Materials science researchers have long known that bone’s structure is heterogeneous at the nanoscale because of variation in the size, shape, and spacing of its primary components, collagen molecules and mineral particles. But they disagreed on one important point, says Subra Suresh, dean of the School of Engineering at MIT and coauthor of the team’s research paper (published in May in Nature Materials).

“If you have a material that’s perfectly ordered and periodic, is that better than a material that has the same average properties, but has high values in some places and low values in others?” says Suresh. “There was no consensus on whether nonuniformity was better or worse.” He believes the MIT team’s research settled that debate. Using the bovine-bone data, the team created a computer model that can virtually bend the bone and predict its behavior. The simulations compared bone with other tough but more uniform materials and showed that it takes more energy to deform a highly heterogeneous material than a uniform one.

These results offer a promising blueprint for stronger composite materials in load-bearing structures.
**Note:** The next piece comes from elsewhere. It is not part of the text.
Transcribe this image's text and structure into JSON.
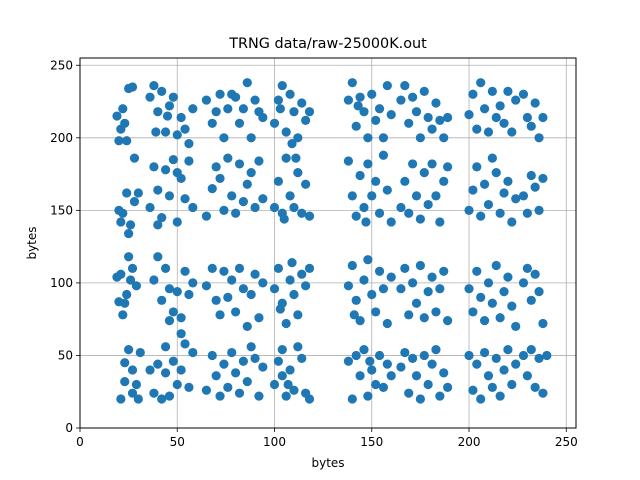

Imitating nature, engineers could enhance a material’s resilience by boosting its nanoscale variability. The project, funded by the MIT Institute for Soldier Nanotechnolo­gies, may help improve body armor and other combat equipment.

The research could also lead to earlier detection of osteoporosis and other bone diseases. “Now that we can measure bone at the nanoscale,” says Suresh, “it might be possible someday to remove a tiny biopsy and to tell if there’s an abnormality in that bone fragment.”